What is clear about ACOs so far is that they are big business; and there is huge interest among hospital systems in preparing for a battle royale with other hospital systems.  As such, systems have never been more active in gobbling up practices and integrating for greater geographic coverage.  Medical practices too have “integration fever” and are ready to jump into nearly any mega practice arrangement that comes along.  Consultants with everything to sell from  “health care” to legal services are busy selling in an environment where the motto has quickly become “Do something! Anything!”

For many health care businesses (physicians, hospitals, etc.) the answer has been to spend money, lots of it.  How many  “excellent” $100,000 EMR systems sit burping uselessly in the offices of physicians who were told “You gotta do this to get the nearly $64K that awaits you (assuming 30% of your patients are Medicaid recipients).”  Plenty.  Oh, as an aside, remember that the incentive money has a planned five year pay-out and will likely be taxable.
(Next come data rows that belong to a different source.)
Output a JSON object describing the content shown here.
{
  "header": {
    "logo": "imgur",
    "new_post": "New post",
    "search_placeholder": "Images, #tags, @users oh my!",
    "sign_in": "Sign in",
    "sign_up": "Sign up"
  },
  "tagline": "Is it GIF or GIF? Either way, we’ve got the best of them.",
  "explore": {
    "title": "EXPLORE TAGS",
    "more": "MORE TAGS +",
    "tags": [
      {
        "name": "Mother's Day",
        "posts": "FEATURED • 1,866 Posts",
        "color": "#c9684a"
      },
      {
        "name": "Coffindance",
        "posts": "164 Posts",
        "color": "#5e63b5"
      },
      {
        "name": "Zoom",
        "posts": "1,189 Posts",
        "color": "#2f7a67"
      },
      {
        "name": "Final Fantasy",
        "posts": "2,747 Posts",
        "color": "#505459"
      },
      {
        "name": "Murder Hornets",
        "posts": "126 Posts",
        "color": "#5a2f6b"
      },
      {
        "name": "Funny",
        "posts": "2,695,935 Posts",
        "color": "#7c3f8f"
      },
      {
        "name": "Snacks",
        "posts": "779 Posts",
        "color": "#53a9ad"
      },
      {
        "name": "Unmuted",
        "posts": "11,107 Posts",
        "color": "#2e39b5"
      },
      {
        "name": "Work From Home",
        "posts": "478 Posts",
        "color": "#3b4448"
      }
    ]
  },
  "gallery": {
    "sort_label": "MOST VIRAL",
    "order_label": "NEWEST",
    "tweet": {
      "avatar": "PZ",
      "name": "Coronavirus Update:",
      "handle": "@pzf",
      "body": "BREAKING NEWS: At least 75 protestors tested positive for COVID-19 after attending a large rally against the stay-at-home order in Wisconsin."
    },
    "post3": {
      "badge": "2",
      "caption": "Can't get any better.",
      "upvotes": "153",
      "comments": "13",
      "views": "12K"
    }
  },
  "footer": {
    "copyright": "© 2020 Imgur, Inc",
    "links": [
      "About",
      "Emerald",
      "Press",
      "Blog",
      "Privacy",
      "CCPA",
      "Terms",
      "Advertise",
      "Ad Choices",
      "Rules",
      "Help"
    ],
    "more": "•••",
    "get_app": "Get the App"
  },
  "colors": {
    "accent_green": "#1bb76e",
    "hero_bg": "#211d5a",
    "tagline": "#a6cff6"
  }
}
Health care reform concepts are not new.  The 90’s brought a flood of fully capitated primary health care clinics and sub-capitated specialists.  Every entrepreneur had a “network” that skimmed off the top, then sold to some Wall Street guys.  None of this is new, but it is unique because it is (1) government mandated, and (2) linked to quality accountability (whatever that is).  And while it may be likely to change, it is unlikely to go away.

Slow down Stanley!  ACOs and the rest of health care reform’s measures are changing faster than anything.  The ACO concept itself is considering better alignment partners than originally considered.  “Maybe since physicians, hospitals and insurers don’t want to have lunch together, let alone be in business together, other alignments might work better,” some lawmakers and think tankers maintain.  And we will definitely see a lot of such rethinking in the next 10 years or so that reform is set to phase in!

So, what to do?  Listen, learn, carefully examine your personal and professional plans, then see what might fit you. One size does not fit all.  Is a mega practice the right thing for you?  Not if you’re gonna retire in a few years.  What about an IPA?  Sure, if the IPA is willing to break away from pure fee for services contracting.  What about going after the “proprietary market” with a concierge or VIP practice?  And what about solo practitioners?  Are they doomed?  Not likely.  In fact, as the insured market expands and care gets squeezed to its lowest common denominator, many think the proprietary market will expand faster than a Tempurpedic mattress.

ACOs, networks, MSOs, GPOs and the like are just part of the rich alphabet soup that physicians must drink from to play an active role at this time.  There is no way to avoid the change conversation, or to sit this one out!  Nor is jumping in a bad thing.

In fact, the dirty little secret of this era is that health care reform can be a little like chicken soup to physicians. Anything they do that lowers costs and improves quality is good, regardless of what you call it.

Jeff Cohen is Founder of The Florida Healthcare Law Firm, a board certified health care law specialist (and frustrated comedian).